In retrospect, Jezebel and Midnight are antithetical in both of the two main story elements: plot and relationship. Midnight is a story of strangers coming together in crisis, forming a bond in this most extreme situation and each having a powerful impact on the other. Quite contrary to Jezebel, the story of friends turning on each other and being driven apart by anger, fear, and selfishness. And while both vignettes are driven by the choice of fleeing or fighting the dangers of the infected, Jezebel’s story is one of danger from without while Midnight’s is one of dangers from within. So while these vignettes both had about the same production scale, run about the same length, and hold a very similar aesthetic, they stand on opposite sides of the spectrum of what happened to the world in the days following Night Zero.

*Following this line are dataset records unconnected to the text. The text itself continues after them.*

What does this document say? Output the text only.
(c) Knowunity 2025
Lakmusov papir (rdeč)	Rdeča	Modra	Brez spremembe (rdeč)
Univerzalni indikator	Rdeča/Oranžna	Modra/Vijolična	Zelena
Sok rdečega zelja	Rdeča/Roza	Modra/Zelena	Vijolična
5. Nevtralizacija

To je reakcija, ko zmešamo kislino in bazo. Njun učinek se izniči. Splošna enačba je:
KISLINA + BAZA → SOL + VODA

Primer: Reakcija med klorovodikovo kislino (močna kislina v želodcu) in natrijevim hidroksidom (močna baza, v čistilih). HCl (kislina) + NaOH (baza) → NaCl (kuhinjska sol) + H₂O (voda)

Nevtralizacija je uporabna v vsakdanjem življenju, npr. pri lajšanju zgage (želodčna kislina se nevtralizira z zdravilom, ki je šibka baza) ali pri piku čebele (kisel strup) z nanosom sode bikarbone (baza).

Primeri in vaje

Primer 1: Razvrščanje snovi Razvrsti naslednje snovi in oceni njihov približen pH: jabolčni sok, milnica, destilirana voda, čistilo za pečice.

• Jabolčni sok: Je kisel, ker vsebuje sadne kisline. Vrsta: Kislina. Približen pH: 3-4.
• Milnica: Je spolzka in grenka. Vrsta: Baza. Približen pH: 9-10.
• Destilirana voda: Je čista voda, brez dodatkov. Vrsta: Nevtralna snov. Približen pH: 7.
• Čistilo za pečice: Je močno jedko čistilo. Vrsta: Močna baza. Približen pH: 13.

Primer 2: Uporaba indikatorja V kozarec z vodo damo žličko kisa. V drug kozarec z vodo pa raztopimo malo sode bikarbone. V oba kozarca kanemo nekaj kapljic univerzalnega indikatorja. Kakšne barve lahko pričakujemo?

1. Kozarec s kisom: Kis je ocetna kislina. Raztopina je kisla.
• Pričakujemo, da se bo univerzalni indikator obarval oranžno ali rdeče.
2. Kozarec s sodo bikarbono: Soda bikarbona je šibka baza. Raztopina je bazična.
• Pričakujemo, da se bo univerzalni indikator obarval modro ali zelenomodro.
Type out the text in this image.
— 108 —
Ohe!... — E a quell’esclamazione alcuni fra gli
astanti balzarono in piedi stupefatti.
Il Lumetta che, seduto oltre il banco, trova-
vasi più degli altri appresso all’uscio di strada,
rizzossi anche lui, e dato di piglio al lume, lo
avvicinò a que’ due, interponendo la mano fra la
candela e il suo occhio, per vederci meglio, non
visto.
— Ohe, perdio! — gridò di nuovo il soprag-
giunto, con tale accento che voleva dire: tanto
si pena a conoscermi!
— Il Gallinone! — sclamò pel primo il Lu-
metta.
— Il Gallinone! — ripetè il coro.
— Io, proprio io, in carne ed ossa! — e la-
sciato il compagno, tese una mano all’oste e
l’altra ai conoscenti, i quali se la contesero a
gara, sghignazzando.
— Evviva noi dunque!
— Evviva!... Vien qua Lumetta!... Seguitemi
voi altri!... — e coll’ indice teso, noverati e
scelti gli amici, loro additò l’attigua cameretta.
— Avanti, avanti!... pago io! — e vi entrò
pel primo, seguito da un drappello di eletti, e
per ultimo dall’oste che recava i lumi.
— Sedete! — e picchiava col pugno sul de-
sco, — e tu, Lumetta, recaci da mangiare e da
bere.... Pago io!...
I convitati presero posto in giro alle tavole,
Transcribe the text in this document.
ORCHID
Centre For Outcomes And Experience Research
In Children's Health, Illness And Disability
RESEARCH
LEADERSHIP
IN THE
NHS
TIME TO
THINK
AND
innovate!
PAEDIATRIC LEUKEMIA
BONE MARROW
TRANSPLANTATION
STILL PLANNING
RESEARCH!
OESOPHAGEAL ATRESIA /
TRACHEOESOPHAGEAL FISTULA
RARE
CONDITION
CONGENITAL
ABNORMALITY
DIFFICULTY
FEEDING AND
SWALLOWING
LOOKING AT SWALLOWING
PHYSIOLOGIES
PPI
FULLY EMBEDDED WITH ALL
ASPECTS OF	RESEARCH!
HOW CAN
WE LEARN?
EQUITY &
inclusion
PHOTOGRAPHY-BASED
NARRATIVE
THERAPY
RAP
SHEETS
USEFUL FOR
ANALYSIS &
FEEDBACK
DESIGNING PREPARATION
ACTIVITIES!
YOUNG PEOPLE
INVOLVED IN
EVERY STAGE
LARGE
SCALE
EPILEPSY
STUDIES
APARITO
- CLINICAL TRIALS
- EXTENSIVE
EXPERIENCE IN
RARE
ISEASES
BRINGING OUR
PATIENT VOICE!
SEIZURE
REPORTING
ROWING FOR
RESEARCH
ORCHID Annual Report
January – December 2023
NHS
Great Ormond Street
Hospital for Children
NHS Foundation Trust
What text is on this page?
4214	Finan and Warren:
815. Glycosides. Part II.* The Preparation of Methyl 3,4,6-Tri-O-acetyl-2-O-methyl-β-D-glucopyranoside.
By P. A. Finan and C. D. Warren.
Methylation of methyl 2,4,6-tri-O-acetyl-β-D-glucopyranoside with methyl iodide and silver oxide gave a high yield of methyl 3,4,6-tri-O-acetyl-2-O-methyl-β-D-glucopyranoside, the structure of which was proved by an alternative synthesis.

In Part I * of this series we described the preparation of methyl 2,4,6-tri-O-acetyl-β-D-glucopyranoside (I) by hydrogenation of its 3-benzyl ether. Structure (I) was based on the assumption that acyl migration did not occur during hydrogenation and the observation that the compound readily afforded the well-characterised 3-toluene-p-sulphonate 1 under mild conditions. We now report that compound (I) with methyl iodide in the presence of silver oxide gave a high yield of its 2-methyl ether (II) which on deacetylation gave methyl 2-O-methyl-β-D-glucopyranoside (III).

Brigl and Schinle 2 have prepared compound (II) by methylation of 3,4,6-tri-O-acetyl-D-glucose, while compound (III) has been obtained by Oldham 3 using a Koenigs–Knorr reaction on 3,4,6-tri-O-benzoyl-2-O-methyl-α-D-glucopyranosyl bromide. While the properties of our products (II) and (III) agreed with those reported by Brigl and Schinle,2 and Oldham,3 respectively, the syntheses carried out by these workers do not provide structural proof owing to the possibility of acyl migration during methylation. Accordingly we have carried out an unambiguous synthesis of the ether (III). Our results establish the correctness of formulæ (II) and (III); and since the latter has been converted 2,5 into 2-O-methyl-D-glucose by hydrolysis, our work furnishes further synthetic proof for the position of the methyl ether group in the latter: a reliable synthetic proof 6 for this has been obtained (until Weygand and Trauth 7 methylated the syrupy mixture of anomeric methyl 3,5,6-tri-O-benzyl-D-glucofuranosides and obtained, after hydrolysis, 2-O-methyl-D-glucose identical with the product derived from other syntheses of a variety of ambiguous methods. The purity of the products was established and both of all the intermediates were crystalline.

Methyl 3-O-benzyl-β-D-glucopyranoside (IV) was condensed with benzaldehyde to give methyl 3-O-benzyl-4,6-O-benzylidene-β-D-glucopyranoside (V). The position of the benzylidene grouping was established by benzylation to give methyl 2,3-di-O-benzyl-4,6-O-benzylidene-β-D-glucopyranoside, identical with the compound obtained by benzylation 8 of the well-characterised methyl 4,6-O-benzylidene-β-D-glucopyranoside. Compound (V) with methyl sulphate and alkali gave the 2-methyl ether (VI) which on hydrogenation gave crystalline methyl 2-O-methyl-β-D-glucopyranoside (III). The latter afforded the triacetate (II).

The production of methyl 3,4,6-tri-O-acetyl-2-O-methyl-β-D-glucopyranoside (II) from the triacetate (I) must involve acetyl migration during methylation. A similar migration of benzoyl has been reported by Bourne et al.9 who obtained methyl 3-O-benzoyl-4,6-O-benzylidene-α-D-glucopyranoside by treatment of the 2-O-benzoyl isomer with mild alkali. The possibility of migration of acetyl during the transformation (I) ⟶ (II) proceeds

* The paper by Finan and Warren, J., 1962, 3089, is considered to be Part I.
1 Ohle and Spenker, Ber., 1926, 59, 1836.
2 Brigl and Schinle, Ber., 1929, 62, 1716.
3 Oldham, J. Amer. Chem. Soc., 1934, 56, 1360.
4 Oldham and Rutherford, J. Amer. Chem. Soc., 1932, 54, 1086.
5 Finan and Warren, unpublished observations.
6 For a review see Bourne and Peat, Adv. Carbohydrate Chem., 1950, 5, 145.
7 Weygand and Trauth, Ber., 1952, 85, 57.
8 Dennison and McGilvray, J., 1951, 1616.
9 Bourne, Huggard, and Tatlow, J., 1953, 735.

Which leads to the fantasies of what would happen had it been Jezebel that Drew came across instead? What if Emily had ended up in the garage with Tracy and Clint? Those would be some stories…








Midnight is brilliant.
Not too much text, perfect progression, not too much going on in the individual images, nor “between” them.
Of all the vignettes so far, this really is the best of them.
I thought page 16 was the end, but what a great surprise to see page seventeen! Love the simplicity of the first panel. It added a lot of impact for me.
Also, it’d be cool to be able to comment on the individual pages somewhere.